I spent some time this morning considering a pretty fall leaf I found on a walk. It was deep burgundy with flashes of yellow and red – a stunning autumn flame (see photo above.) Soon after, my two-and-a-half-year-old took great pleasure in repeatedly scrunching it up until twas but a bent and twisted remnant of its former splendor and I didn’t even get all mad or wistful about the loss of my beautiful leaf. I just mindfully said to myself, “Dammit, what a little shit!” and went on with my life. Acknowledge, accept, and move on… I think it’s working!
This evening, I went for a brisk walk as I listened to the interview with Shamash Alidina about practical ways to be mindful. It was so good! As I walked through the field riddled with holes perfect for spraining an ankle, (thanks to the rain and the cows who walked there recently,) I had to be quite mindful of my steps. Then I came upon a chestnut tree with huge piles of fallen chestnuts booby-trapping the ground around it.

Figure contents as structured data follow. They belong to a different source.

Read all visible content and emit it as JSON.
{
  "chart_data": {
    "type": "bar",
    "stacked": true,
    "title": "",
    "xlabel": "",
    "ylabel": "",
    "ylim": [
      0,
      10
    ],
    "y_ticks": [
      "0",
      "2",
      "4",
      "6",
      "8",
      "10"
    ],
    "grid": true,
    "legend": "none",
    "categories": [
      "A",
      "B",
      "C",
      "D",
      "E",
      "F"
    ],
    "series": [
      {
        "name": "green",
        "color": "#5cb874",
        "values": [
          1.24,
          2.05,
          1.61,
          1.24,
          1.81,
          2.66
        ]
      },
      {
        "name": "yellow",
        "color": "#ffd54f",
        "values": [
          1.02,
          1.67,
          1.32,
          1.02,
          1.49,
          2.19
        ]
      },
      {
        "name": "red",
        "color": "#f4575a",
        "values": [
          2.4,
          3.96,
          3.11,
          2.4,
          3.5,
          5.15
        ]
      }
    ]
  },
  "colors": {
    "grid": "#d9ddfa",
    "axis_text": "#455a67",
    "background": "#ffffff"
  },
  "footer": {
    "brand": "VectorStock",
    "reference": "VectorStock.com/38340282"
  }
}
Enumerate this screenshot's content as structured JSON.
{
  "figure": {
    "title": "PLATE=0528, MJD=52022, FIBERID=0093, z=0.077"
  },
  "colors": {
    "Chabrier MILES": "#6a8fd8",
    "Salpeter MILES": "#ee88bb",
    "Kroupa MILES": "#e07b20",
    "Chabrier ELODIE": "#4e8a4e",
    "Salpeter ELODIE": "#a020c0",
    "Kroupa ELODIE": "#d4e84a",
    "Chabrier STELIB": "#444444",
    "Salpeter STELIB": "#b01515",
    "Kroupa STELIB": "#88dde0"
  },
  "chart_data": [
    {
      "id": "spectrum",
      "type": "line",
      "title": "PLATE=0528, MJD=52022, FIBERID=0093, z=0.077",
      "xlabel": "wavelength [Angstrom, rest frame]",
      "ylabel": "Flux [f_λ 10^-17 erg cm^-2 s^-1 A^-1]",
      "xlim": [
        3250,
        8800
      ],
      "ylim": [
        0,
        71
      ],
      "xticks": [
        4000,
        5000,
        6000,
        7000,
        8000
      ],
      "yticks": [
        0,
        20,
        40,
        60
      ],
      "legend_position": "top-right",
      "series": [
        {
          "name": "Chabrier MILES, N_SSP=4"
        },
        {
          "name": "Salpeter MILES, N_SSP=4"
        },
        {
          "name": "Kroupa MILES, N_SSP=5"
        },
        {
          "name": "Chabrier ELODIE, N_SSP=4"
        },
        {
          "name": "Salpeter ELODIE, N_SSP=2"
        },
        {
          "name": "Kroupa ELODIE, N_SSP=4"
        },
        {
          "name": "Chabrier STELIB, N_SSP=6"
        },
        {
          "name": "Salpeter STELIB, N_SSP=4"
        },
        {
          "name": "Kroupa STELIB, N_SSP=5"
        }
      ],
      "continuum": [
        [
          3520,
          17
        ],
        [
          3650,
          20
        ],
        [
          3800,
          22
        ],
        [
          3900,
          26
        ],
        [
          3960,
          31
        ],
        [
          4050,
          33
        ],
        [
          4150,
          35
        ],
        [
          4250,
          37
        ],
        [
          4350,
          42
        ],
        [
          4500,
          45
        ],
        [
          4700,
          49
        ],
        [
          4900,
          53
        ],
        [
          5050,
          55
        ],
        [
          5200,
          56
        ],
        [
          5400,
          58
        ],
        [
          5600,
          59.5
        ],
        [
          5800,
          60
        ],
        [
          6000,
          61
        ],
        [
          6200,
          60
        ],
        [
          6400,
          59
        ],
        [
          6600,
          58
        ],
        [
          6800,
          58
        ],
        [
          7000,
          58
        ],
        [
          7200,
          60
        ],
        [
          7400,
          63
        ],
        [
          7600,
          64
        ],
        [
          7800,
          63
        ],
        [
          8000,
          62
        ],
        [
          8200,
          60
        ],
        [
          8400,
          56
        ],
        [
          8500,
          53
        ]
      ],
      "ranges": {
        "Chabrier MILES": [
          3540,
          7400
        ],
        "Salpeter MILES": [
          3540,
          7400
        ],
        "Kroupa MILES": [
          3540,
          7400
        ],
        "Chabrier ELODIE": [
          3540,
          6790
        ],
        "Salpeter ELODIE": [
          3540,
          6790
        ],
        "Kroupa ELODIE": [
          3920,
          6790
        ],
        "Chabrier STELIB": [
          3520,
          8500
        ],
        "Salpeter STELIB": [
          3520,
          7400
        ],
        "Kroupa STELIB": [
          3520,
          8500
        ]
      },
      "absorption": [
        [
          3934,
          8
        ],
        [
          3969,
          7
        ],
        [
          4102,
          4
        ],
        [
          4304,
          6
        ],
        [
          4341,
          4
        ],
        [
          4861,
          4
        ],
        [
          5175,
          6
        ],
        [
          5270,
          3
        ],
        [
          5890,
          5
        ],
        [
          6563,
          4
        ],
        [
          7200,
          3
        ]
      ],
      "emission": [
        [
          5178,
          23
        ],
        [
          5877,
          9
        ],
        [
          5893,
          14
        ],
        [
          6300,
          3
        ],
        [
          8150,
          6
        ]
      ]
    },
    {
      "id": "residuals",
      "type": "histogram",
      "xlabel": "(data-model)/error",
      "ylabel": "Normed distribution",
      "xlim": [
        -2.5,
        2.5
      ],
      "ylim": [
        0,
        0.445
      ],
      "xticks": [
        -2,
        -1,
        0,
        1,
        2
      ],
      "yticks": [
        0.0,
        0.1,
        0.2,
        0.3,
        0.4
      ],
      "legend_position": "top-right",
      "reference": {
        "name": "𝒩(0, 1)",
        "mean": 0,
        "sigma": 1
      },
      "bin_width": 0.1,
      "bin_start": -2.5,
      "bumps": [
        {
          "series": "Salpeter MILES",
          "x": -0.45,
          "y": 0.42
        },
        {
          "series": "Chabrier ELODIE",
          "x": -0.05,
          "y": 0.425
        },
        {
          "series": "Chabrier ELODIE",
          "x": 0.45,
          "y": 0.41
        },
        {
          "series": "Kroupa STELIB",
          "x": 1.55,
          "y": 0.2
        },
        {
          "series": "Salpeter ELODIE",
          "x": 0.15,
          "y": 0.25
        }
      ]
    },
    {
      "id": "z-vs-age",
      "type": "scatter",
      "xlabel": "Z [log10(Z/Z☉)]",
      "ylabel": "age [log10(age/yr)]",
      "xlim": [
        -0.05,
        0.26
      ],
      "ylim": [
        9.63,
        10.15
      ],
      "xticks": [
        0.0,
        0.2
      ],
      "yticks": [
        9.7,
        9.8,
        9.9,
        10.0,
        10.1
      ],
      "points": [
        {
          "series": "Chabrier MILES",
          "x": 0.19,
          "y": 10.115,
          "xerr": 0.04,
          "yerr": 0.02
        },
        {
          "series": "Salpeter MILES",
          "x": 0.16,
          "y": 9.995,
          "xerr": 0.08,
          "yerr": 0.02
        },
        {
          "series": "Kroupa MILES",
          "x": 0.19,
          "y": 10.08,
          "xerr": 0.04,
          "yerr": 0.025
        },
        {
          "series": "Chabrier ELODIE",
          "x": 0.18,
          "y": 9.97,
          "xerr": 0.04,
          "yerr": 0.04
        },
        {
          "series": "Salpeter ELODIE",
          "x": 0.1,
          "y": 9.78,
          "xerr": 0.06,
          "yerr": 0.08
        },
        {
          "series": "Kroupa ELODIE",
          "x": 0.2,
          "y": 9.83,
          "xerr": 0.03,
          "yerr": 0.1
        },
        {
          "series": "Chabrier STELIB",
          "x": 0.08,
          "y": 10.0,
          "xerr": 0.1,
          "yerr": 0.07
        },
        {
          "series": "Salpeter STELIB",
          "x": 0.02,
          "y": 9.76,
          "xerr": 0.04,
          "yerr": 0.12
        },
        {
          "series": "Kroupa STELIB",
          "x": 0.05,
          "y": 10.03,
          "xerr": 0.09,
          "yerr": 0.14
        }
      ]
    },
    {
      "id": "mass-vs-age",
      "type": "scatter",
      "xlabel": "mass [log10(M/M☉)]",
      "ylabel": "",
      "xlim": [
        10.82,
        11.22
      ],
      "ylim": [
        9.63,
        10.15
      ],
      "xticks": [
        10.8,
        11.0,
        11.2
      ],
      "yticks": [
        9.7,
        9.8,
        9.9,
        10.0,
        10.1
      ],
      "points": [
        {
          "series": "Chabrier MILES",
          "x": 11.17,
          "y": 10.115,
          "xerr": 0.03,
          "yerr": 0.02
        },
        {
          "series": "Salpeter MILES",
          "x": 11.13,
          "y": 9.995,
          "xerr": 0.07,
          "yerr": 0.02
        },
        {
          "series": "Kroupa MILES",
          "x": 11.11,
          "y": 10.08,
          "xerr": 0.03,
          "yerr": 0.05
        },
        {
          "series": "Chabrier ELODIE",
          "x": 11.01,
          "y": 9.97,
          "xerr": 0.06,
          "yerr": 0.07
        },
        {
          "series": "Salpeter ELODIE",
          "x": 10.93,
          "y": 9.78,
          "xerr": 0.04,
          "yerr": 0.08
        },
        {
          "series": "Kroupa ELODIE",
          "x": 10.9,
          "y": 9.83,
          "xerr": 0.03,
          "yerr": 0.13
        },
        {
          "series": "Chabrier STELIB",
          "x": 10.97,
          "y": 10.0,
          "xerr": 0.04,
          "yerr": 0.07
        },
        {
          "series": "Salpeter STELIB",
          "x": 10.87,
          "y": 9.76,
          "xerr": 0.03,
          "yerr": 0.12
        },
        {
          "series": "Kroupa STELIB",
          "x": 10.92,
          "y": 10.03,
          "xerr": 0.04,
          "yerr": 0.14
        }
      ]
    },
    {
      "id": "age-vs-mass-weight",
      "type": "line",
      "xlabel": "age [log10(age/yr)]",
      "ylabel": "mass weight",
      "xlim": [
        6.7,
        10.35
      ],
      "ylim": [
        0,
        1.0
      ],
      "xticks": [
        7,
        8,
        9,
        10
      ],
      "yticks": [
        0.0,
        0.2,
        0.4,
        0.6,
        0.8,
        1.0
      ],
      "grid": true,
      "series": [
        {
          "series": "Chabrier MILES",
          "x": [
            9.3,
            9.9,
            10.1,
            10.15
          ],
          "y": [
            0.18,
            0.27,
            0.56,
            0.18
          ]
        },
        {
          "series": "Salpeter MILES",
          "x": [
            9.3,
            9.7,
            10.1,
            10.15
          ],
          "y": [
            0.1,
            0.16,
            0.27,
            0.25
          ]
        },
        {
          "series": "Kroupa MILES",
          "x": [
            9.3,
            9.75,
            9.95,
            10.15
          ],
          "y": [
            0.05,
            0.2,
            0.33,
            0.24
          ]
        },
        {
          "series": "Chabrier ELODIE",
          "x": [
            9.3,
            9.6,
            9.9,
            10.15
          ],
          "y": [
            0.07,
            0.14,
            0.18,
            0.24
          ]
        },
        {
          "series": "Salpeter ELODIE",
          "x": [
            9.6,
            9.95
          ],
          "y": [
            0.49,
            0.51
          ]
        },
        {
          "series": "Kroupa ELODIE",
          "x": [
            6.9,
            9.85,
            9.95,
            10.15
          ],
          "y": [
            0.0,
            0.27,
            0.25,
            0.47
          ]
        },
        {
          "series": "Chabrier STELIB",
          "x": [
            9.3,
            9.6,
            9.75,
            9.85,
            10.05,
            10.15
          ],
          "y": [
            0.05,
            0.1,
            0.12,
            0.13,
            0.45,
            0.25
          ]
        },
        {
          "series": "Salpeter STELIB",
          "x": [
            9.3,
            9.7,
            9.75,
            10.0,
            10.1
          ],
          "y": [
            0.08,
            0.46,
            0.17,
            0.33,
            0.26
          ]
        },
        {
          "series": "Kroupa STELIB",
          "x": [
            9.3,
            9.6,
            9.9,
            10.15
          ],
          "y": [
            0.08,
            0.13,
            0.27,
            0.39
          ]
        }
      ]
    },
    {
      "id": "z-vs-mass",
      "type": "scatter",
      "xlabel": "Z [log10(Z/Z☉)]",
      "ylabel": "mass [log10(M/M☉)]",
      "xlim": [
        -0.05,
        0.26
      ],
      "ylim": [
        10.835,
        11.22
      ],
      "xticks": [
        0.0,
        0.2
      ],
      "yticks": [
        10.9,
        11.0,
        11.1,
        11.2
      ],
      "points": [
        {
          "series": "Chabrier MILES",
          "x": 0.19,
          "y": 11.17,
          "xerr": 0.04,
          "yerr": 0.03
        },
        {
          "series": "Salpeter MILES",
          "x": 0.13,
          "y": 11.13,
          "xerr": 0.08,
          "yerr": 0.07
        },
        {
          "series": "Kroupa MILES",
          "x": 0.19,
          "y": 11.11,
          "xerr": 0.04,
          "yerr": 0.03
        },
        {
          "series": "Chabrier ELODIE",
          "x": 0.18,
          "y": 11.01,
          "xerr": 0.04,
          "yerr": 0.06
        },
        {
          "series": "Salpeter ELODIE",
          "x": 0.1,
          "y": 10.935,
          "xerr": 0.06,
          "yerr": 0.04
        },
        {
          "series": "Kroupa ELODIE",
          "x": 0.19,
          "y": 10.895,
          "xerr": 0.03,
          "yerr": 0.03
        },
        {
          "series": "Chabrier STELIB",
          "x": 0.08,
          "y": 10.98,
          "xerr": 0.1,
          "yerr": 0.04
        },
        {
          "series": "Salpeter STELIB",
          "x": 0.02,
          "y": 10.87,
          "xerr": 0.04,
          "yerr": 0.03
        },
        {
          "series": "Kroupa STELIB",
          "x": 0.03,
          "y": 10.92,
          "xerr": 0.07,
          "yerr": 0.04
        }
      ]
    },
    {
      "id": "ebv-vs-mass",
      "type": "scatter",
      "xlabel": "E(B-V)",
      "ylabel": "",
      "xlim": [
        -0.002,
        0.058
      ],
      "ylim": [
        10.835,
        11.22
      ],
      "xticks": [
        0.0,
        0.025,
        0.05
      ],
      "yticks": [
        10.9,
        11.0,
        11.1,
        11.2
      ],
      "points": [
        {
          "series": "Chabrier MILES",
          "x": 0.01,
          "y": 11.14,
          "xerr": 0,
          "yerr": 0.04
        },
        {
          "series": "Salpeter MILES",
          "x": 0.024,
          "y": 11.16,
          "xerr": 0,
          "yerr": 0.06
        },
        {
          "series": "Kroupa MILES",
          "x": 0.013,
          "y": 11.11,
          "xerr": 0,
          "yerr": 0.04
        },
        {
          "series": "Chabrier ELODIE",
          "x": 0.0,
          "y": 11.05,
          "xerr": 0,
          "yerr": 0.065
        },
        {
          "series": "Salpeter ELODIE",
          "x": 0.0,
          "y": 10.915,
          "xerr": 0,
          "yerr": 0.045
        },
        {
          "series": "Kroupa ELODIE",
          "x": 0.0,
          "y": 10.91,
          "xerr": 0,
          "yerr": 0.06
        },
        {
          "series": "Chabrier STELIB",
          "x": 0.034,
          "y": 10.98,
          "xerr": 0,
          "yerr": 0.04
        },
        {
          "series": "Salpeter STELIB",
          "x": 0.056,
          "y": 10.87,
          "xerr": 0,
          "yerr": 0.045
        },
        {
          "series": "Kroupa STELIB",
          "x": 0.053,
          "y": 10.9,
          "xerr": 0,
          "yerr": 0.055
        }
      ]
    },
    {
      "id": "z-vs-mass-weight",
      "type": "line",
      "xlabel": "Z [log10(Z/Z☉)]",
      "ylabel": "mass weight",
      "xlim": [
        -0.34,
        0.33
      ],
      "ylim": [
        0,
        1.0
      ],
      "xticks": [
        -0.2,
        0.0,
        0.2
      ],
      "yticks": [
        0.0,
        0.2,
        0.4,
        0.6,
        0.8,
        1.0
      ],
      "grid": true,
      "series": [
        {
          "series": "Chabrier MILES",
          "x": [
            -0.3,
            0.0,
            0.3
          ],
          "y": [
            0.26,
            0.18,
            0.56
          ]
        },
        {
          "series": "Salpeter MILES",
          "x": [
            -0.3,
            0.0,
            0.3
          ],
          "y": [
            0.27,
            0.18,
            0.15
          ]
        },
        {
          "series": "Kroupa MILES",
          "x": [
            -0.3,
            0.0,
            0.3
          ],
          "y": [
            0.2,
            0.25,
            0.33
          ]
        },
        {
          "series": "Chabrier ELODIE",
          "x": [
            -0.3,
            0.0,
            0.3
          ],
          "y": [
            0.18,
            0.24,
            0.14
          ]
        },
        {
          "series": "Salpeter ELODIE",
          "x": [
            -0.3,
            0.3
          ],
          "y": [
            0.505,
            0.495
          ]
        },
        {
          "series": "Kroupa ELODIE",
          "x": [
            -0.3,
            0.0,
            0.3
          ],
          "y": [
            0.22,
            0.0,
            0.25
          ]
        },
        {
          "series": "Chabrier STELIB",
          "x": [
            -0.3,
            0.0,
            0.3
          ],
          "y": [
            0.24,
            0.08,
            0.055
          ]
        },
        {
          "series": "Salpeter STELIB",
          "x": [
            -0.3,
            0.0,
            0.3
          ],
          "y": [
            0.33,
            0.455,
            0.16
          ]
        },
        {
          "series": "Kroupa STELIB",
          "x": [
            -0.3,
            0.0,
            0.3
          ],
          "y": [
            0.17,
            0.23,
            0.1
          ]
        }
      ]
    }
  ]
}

If you’ve never seen chestnuts ready to be harvested, let me tell you, they are terrifying. Incomprehensibly long, spiky thorns protrude from every possible angle. What are they protecting themselves against? Some type of monstrous creature with absolutely no sense of feeling in any part of its body? Animals with mouths and digestive tracts made of armor? These mini war balls burst open when they are ripe and fall to the ground in a large mound of menacing stabbiness defending a tasty snack on the inside. Then they just lie there seductively with their shiny brown skin gleaming through their fearsome outer shells, daring innocents to try scooping them up and feasting on them. “So, you’d like to collect some chestnuts because they are so delicious?” they seem to say. “Not if our apocalypse battle gear has anything to say about it you won’t!”
I persevered. In spite of the mortal danger to every finger of my body, I found it quite calming to collect these threatening little would be snacks. A well placed nudge with a shoe allowed me to free them from their prickly carapace and carefully pick them up, mostly unscathed. One simply cannot concentrate effectively on self-hatred, self-doubt, or any other self-destructive thought patterns when one is so intently focused on protecting one’s fingers from being obliterated by such vicious, inside-out pincushions.
Maybe I am starting to get it! Part of what I appreciate so much about this Mindfulness Summit, so far, is that experts from all over the world agree that each person must find their own way to mindfulness. They are not dogmatic and do not insist that you must spend X amount of time in X position. Not unlike the chestnuts, though with much less weaponry about them, they are all bursting with encouragement and nourishing ideas about how to live mindfully.
What’s your trick for mindful living?